You can’t store them up, the way expectant parents might want to stockpile hours of sleep. There’s no way to preserve happiness and contentment,, like you would tomatoes or peaches. No banking system for the good times, so you can draw upon them when the famines return.

Just as no one can predict earthquakes, tsunamis, or natural disasters, we can’t know what’s coming. Jacob’s family thinks they’ve landed in a good spot, not a dangerous one. No one imagines that today’s abundance is a precursor to slavery that will last hundreds of years. Or that the exodus, Judaism’s defining story, is many generations in the future.

Who could have predicted the Shoah, or other horrific genocides? Even after millennia of anti-Semitism, the assimilated Jews of Europe could not have imagined anything as broadly lethal as the Holocaust. The Inquisition had dispersed them centuries before. But even after centuries of legal discrimination and policies of progroms, the Shoah was impossible to conceptualize, let alone to understand. Who would want to?

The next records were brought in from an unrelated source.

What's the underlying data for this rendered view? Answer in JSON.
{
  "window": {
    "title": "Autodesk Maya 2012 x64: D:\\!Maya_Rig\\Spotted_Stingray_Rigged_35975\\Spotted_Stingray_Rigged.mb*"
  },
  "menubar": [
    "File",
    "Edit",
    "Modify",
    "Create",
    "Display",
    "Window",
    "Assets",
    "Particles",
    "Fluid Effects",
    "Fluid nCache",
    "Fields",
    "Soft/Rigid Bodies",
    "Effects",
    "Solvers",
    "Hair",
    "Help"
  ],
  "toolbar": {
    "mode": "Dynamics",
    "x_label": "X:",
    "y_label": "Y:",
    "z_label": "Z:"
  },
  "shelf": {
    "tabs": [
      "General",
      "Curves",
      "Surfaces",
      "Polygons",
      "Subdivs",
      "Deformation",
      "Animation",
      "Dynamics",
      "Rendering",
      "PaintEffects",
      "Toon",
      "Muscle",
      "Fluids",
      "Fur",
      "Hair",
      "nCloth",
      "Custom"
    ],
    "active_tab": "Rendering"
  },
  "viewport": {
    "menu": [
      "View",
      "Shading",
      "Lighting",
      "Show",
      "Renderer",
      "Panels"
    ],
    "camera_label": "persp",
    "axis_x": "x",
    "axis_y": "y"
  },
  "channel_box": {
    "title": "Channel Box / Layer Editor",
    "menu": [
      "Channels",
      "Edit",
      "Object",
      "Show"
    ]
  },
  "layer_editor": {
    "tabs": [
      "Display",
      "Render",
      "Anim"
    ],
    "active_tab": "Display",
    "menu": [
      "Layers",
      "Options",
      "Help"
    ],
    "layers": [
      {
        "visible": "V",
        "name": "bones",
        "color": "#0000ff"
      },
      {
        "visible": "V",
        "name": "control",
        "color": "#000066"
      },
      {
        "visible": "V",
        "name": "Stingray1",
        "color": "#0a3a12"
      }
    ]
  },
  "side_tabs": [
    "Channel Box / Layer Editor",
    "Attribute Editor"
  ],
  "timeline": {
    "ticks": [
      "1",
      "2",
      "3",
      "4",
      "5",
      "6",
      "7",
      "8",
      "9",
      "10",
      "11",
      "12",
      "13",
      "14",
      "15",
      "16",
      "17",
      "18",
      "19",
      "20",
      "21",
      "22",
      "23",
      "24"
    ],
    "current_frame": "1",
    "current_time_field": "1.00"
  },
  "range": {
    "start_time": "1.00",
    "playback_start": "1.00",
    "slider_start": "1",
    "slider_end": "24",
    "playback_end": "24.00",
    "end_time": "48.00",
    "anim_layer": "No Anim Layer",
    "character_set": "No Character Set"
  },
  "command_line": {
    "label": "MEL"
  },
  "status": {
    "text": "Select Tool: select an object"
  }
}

I’m developing a Holocaust literature project. When I talk to people about it, they either say, Yes, I too read to witness, or recoil, saying, I can’t. It’s too hard.

We’ve all seen Normal Rockwell’s classic holiday scene: a happy family around the burgeoning table. Judaism’s correlate is the Seder. Everything we could possibly want (except leavened bread). We retell the story that begins now: from safety to slavery to rescue, and then the long road to freedom. That, and the first bite of matzo, reminds us we’ve been here before. One more circle around the sun, and we’re still here. We survived slavery and concentration camps. Long road, hard road. Not all blessings and abundance.

When we’re comfortable, even complacent, what motivates us to work harder emotionally and spiritually than daily life requires? Why confront life’s harder aspects if we don’t have to? Isn’t giving thanks enough?

Struggle shouldn’t be a pre-condition to personal growth. But if you don’t do your homework in the good times, the bad ones will feel far worse. If you’ve only coasted on your happiness, instead of sharing your blessings with those who need them, you’ve missed a chance to develop the compassion and equanimity you’ll need later, when the wheel turns again for you. No one can know when that will be.